Living in the heart of our colonial origins, I have the pleasure of seeing and experiencing the land of bounty early Americans so ecstatically called ‘home.’ It’s beautiful like the movie, “Last of the Mohicans” -with Daniel Day Lewis, a bit raw and grand all in one scene.
The beauty exists because man (or monsters that are men, or women, or “people”) had yet to blemish it. It is alive with potential and it is beautiful. The wilderness of the South is still so, to the degree that it remains un-managed.
It’s possible the people’s love of nature is what preserves nature in its ideal and grand state? Or, the rich soil can bring forth life no matter how badly human beings neglect it or abuse it? I believe it to be more the first idea: that people love nature here differently. They let nature exist in its raw and unmanageable form. Inhabitants do not ascribe to the same idea of “progress” as northerners do.
I imagined once that Copper, the hen, was ancestor to Thomas Jefferson’s hens.
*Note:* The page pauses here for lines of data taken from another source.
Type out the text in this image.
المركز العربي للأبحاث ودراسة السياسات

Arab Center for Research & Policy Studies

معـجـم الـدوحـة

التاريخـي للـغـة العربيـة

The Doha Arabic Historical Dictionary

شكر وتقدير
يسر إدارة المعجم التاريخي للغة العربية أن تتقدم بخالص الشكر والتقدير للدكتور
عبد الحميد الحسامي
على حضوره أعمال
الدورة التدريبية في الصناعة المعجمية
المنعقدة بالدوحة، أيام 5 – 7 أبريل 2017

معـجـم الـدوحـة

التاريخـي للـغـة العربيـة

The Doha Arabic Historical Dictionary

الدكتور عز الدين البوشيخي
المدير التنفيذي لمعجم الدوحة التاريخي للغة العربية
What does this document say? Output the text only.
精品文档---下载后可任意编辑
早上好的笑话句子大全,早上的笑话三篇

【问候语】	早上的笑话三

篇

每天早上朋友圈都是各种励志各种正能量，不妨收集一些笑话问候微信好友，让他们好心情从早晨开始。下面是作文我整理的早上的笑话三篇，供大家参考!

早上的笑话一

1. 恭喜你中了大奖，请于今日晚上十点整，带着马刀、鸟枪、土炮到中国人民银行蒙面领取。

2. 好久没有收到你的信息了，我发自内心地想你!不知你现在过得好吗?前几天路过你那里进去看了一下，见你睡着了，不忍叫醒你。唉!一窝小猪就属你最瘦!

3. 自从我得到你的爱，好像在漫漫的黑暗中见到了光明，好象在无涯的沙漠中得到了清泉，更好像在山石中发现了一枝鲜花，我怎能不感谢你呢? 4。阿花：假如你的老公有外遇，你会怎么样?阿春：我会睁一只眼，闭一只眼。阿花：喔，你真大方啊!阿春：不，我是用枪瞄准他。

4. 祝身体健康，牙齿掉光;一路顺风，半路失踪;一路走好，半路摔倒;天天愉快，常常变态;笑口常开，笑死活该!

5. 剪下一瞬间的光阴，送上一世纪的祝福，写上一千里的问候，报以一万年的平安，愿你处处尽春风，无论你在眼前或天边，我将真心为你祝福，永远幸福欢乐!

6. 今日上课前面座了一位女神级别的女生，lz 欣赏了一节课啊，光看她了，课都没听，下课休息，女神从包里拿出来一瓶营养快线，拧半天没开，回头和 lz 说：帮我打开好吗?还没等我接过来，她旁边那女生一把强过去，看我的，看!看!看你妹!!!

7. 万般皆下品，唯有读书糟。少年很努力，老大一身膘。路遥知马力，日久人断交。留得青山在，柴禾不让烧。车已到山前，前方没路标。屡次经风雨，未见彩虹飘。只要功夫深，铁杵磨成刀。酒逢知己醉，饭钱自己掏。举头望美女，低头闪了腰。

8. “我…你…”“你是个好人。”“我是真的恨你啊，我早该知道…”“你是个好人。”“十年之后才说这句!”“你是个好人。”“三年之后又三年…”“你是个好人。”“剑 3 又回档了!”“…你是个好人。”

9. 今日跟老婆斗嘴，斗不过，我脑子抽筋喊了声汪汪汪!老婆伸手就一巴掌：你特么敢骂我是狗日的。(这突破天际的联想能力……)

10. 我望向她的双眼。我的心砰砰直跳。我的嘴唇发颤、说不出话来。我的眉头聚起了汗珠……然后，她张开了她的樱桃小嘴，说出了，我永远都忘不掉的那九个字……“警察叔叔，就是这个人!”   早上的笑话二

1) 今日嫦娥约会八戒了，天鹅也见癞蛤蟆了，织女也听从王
And she kept the fiery secret of her happiness alive as those hens did in the early days.
We are all ancestors of those who came before us. While we can not be ancestors biologically, we can be ancestors by our adoption of the ideas of those days. That was a core act of the rebel Jefferson, “The leveler.” He was so called by those ‘enlightened’ individuals of his day who believed they were entitled to tell everyone else what to do. Essentially this entitlement problem stems from that conversation every child has with a parent: “Why mom, why?” And she responds, “Because I said so.”
There’s too many questions and too many concerns that people do not take seriously. How else can one explain the phenomenon of Tik Tok? Or, Washington D.C.? Reckless orgies of empty words.
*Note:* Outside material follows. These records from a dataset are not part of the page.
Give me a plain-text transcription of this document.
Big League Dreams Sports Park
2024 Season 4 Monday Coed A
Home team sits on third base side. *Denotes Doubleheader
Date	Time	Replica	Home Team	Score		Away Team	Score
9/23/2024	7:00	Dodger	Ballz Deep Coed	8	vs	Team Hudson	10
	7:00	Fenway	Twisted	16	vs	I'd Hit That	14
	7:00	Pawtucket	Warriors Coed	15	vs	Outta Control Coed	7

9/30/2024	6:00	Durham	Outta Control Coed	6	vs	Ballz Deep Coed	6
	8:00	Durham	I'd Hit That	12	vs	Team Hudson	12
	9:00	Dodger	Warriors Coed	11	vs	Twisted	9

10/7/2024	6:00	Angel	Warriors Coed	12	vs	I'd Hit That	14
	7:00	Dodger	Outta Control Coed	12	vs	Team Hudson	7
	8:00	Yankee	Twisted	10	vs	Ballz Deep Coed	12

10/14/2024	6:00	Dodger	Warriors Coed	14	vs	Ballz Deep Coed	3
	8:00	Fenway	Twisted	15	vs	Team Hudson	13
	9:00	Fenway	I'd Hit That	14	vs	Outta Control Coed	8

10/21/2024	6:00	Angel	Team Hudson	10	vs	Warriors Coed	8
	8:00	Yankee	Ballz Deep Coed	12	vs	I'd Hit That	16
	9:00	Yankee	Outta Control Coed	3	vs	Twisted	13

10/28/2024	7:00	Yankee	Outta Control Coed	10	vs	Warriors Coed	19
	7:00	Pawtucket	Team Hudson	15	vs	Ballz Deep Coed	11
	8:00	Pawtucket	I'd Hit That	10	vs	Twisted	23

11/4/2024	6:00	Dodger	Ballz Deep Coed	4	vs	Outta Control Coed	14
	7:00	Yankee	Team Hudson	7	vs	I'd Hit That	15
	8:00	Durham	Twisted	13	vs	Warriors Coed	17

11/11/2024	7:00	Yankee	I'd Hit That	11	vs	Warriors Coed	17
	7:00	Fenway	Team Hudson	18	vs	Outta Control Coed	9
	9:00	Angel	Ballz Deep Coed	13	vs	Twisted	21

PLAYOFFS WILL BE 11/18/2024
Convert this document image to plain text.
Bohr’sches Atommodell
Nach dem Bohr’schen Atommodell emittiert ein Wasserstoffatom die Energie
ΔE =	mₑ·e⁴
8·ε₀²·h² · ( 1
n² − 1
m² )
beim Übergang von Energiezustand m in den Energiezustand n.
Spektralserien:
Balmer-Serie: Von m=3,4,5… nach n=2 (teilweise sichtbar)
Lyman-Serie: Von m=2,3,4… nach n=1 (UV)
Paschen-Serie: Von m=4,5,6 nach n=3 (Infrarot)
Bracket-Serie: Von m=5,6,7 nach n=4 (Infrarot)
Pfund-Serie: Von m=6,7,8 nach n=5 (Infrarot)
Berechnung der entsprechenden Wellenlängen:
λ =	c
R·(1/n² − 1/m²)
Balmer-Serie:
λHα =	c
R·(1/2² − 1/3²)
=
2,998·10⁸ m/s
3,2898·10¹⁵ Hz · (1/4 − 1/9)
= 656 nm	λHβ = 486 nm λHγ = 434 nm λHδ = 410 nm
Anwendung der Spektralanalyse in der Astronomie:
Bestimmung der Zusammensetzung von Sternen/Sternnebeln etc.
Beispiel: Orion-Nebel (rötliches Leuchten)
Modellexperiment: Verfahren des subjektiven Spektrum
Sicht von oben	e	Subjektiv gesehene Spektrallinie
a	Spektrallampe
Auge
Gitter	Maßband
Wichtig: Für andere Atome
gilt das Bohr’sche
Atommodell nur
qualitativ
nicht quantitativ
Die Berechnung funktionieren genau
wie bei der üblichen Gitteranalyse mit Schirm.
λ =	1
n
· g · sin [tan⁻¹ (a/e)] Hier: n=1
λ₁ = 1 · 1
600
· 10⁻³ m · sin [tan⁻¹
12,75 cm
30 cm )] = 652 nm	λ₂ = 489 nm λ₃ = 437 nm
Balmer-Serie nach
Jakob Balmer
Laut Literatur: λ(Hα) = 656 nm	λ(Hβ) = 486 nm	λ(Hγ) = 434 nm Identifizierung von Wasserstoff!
Or, when we do take them seriously, we still fail in implementing solutions completely. Like what to do with the human beings that are not enjoying liberty or happiness, neither possess the material wealth to do so? They work long hours, building some one’s else’s dream. But have no right to dream their own? All in exchange for a roof over their head and a meal that sustains them.
No matter how inflamed we become with delusions of grandeur, all the modern world has to offer for the disenfranchised is how to make us all a sustainable workforce of other people’s dreams? Decent healthcare, food, and quality of life paid for by the fake money printed by Washington D.C.? That is so depressing. No wonder people watch T.V.
SO, it seems like we still haven’t solved the issue of slavery. What happens with technology becoming the sustainable, and very efficient workforce, and not likely to revolt? Although it may yet, Ai being a manifestation of nature…
I believe to the degree we do NOT own our condition is life, helpless, prone to error, we are all likely to be slaves. Except for hens. Even with shadow of human error dimming the light of Monticello, the hens I believe, still soak up the sun each day, enjoy their hunting and pecking. Frolicking. The wind that brings fresh fragrance of spring. And the exquisite delight of laying an egg, which they happily celebrate.
Happiness is not in our nature to possess such as we are. That is the only logical conclusion to my quest and questions of why hens can be happy, peaceful and work happily all day long, as if they inhabited some eternity where human problems can not reach them.
But this is not the end of the story. It is only the beginning.